Delivering a key note address at India Today Conclave the Gandhi asked if India was really a giant black hole before May 16, 201? Did India march to progress, prosperity and greatness just four years ago? Is this claim not an insult to the intelligence of our people."
Targeting the BJP government over growing intolerance, the Congress leader said, "Fear and intimidation are order of the day; alternate voices are being silenced, religious tensions are being fuelled, vigilante armies are being let loose with state patronage, society is being polarised with a view to win election."
Stating that the country is in the midst of "great upheaval", Sonia claimed that the Narendra Modi-led BJP government is using its brute majority in the Parliament to stifle the voice of the Opposition. "If we are not allowed to speak in parliament, why not shut down parliament so we can all go home. Unlike Vajpayee, this BJP govt doesn't respect parliament procedures," she observed.
Gandhi slammed the "arrogance" of "running down" the past achievements under previous governments.
"Our judiciary is in turmoil. RTI was brought to bring transparency, but today that law is in cold storage.
On making Aadhaar compulsory, she said that it is being converted into an intrusive instrument of control.
Gandhi said democracy allows dissent and debate and not monologues in an apparent barb at Prime Minister Narendra Modi.
She also lamented that nation builders are being slandered, and that there was cynical running down of past achievements referring to the constant criticism by the ruling party of the post Independence achievements of the Congress and its prime ministers.

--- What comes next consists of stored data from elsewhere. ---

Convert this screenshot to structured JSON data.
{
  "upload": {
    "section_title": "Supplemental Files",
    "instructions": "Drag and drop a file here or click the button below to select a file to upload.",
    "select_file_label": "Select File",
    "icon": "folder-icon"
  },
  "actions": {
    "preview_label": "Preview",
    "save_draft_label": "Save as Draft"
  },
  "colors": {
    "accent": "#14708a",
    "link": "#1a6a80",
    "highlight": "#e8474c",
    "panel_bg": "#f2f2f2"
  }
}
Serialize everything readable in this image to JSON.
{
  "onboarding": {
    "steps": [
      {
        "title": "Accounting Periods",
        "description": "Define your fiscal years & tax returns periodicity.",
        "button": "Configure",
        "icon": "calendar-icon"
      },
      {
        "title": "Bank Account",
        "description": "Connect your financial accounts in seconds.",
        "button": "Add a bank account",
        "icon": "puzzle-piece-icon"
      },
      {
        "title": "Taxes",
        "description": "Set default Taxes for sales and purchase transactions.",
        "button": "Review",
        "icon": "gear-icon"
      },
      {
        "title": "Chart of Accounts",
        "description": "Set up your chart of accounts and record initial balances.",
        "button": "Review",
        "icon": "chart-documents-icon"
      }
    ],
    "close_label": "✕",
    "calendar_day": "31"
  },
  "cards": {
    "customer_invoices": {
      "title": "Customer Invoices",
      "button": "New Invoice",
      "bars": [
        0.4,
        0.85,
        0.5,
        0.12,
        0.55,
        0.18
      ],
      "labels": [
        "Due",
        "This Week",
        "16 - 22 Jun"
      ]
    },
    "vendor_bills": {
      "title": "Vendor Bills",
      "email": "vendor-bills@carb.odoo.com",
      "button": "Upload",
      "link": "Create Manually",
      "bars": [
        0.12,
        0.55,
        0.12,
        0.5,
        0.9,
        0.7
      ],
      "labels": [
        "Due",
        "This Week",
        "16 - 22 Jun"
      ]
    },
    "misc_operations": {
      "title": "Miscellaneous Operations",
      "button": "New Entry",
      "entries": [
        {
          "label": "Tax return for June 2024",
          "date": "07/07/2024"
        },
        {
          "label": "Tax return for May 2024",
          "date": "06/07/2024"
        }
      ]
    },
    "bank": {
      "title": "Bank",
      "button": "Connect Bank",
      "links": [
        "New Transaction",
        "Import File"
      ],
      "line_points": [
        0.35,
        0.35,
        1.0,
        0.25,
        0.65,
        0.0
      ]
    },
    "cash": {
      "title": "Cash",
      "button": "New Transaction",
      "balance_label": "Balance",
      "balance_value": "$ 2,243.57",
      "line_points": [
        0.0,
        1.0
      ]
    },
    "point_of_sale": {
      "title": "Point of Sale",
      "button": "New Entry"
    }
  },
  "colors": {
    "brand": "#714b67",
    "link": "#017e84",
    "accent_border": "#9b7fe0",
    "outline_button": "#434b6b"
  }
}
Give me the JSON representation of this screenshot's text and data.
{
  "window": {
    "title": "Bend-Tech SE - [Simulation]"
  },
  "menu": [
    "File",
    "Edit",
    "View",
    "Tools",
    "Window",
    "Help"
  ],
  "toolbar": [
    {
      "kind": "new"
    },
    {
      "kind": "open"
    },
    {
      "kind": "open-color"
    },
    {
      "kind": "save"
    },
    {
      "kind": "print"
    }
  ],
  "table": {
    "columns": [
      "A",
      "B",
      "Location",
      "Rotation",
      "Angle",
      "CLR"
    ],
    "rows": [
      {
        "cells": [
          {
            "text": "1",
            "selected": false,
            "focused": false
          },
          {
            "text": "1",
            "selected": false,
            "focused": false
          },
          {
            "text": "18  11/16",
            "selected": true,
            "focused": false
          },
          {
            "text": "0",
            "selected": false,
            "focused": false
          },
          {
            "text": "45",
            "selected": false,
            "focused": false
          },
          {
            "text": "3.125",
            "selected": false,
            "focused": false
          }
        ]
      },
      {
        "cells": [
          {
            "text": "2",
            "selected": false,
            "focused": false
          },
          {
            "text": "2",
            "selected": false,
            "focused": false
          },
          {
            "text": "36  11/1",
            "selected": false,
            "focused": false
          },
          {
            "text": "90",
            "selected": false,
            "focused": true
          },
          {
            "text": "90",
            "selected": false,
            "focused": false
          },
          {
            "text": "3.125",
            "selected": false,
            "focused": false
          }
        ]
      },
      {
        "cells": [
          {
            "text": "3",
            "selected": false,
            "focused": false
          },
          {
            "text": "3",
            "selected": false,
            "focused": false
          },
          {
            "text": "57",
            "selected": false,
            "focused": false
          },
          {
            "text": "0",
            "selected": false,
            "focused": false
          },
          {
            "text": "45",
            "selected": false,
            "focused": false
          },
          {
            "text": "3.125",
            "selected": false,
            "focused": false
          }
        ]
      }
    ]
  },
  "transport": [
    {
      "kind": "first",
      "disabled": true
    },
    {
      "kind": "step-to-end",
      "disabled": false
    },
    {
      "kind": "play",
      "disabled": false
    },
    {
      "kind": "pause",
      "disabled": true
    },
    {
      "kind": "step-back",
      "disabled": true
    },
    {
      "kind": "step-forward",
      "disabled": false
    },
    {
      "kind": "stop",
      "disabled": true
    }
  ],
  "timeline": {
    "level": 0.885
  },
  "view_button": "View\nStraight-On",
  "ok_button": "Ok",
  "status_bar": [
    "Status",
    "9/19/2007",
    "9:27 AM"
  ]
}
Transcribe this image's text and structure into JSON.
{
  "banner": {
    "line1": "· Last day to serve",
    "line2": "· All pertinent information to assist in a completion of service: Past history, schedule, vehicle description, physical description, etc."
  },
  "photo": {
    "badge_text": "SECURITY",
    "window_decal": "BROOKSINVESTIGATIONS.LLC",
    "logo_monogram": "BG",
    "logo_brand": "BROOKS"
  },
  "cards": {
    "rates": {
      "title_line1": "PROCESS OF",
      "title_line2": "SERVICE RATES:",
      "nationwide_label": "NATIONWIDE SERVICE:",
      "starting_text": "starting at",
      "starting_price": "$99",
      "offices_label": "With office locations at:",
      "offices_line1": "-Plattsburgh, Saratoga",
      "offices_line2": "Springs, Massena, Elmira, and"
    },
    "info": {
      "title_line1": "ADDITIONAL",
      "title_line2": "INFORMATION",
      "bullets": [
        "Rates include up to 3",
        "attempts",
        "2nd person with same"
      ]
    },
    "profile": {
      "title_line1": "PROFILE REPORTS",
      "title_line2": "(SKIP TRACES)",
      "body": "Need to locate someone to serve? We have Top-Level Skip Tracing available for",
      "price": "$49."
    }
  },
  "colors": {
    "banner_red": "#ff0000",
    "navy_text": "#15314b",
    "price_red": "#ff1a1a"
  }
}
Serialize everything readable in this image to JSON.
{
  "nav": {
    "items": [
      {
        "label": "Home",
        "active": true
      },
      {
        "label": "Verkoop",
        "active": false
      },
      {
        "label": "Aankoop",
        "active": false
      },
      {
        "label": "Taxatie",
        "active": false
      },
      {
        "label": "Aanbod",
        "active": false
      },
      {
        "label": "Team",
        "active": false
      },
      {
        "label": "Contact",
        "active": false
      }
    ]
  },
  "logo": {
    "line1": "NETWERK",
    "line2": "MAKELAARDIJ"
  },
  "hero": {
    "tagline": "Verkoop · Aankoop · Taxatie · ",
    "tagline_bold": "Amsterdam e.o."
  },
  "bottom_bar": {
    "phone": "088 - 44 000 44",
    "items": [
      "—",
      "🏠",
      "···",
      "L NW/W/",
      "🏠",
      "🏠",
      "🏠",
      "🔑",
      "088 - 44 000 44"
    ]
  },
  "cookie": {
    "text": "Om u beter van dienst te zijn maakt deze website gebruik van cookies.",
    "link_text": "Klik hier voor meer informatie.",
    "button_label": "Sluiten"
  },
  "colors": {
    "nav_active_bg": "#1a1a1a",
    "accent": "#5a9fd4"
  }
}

However, Gandhi noted that the Congress also needs to develop a new style of connecting with people at the organisational level.
Speaking about her own role in leadership after Congress came to power in 2004, she said that she knew Manmohan Singh would be better a prime minister than her, and that she was aware of her limitations. "Public speaking does not come naturally to me, that is why I was called a reader than a leader," the Congress leader said.
Gandhi, 71, who was Congress president for 19 years was replaced by her son Rahul last year after internal party elections.